The change to Ortho’s products follows other garden retail victories won by pollinator conservation groups last year, when both Home Depot and Lowe’s said they would stop selling neonic pesticides. In Maryland, Gov. Larry Hogan is reviewing a bill passed by the General Assembly that would put new restrictions on retail sales of products containing neonics.
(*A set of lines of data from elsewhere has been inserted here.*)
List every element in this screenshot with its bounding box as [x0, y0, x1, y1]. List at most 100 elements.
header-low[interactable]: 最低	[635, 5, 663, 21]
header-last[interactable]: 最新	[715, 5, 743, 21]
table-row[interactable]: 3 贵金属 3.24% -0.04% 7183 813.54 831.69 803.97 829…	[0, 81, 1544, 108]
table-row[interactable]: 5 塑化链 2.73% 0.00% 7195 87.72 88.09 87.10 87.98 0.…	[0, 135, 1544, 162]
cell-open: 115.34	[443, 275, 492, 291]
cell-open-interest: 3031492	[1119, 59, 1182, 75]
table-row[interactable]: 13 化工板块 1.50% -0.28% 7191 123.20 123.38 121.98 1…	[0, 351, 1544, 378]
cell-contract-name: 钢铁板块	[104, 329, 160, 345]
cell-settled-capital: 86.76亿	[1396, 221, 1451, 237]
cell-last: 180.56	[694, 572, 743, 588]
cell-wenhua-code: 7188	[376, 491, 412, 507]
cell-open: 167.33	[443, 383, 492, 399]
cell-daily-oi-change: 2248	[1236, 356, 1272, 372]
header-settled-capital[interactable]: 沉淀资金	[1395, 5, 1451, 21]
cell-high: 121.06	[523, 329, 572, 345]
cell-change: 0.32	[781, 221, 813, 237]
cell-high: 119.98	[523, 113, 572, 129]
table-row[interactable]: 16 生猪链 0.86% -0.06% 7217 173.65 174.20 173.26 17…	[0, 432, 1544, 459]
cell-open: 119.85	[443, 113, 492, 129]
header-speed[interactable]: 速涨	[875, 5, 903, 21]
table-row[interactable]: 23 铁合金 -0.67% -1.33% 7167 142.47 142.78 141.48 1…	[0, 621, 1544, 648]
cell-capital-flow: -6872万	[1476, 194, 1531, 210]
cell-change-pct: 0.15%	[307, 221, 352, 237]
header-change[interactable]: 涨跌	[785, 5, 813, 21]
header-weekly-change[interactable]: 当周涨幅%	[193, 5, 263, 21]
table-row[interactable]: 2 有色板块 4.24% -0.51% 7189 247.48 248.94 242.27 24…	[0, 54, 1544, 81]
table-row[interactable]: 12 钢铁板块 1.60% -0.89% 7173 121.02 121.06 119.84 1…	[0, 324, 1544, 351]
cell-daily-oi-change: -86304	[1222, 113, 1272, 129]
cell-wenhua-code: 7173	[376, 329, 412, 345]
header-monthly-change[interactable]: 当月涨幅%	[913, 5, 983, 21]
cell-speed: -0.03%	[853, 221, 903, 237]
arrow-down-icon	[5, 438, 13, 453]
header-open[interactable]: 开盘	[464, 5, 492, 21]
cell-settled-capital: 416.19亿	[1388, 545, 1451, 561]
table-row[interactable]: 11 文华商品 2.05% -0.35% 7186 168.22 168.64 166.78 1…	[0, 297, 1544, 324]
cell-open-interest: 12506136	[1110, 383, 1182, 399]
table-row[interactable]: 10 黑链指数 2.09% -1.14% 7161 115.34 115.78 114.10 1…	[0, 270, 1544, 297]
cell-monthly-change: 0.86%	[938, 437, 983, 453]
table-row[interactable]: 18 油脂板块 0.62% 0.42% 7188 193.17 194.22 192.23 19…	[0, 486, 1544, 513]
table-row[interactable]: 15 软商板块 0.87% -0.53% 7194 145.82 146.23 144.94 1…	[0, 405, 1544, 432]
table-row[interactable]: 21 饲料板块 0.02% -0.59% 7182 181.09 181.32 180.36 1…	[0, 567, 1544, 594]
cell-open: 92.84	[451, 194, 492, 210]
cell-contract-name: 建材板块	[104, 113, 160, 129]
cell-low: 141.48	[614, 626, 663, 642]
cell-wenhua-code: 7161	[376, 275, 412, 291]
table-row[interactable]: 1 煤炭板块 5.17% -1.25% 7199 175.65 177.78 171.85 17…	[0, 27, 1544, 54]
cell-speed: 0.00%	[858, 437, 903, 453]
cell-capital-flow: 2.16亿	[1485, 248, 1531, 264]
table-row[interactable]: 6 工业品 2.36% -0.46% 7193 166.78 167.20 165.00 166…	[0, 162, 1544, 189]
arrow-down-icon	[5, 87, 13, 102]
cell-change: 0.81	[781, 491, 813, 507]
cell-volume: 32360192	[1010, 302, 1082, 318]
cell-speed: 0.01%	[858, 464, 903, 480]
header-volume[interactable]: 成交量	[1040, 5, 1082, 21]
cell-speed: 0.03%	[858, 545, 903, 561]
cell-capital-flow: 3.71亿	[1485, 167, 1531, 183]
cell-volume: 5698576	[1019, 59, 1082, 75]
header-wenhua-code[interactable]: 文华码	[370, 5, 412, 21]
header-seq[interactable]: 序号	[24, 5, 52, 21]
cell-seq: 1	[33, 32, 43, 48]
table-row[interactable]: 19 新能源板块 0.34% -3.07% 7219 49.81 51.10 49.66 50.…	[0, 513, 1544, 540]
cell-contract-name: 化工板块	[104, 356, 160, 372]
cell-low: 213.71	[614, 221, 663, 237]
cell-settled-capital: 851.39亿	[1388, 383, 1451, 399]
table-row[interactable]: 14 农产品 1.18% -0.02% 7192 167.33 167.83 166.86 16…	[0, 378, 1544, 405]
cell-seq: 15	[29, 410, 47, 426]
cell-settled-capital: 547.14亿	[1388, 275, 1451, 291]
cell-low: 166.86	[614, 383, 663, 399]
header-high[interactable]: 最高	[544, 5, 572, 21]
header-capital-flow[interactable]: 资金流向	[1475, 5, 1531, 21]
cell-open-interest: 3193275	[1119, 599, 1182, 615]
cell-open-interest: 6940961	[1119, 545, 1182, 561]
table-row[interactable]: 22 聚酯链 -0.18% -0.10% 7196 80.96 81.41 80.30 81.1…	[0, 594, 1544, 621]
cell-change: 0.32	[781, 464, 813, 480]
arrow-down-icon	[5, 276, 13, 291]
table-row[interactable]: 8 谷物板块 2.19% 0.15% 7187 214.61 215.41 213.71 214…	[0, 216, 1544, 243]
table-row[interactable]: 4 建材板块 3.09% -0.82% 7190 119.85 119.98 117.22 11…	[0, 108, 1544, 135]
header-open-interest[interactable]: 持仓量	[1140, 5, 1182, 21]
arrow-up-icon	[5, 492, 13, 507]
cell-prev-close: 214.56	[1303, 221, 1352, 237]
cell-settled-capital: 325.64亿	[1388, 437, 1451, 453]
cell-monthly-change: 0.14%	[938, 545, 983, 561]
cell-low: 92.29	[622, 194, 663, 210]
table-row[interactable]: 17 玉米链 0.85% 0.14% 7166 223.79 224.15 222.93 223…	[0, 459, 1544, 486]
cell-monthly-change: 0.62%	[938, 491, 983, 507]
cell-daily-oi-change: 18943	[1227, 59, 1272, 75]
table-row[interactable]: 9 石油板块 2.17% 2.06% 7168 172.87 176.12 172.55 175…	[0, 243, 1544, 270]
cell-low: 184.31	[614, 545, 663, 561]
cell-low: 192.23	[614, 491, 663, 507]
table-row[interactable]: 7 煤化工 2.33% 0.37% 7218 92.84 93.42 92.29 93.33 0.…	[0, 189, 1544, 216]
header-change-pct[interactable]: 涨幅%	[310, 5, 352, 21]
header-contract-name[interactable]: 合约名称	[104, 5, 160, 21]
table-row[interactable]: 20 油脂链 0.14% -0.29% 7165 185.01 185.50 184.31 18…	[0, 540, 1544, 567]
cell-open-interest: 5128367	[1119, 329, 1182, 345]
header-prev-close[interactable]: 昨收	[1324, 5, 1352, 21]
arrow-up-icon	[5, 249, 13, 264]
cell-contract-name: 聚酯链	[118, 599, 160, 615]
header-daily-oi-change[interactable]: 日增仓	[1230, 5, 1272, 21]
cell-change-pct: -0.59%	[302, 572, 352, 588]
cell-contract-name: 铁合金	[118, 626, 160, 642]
However, the locus of the problem of pesticides and bees is centered in rural, agricultural parts of the country, where Bayer neonics dominate Ortho neonics. According to a Penn State study published last year, nearly 80 percent of the 2011 corn crop—the rows running across a total of 92.3 million acres—was planted with seeds treated with neonicotinoid pesticides. But Colopy and others say the comparison is not so simple, because while the scale of pesticide use is far larger on commercial farms, the concentration of applications at home can be far higher. One report published in 2012 by the Xerces Society, a pollinator conservation group, found that the recommended use of home-garden pesticide products was as much as 120 times higher than the approved use of the same chemical in an agricultural setting.
“The pesticide control applicators are looking at ounces per acre” of a neonicotinoid or other chemical, said Colopy, and the application and usage are highly regulated. When the same chemicals are applied on lawns and gardens, it’s with an untrained hand, in an unregulated setting.
While the change to Ortho’s products marks further progress in reducing the amount of potentially pollinator-harming pesticides being used across the country, Colopy noted that “there is no one specific thing” harming bees. She ticked off the cocktail of troubles: systemic pesticides, mites, pathogens, and lack of forage. Fixing the complex problem of pollinator die-offs will take more than limiting one type of pesticide. But in Scotts, Colopy sees a corporate partner to gardeners that “is willing to work with folks, to make changes, to reach out to their customers,” and inform them about how to adjust what they’re doing and to protect their crops from pests.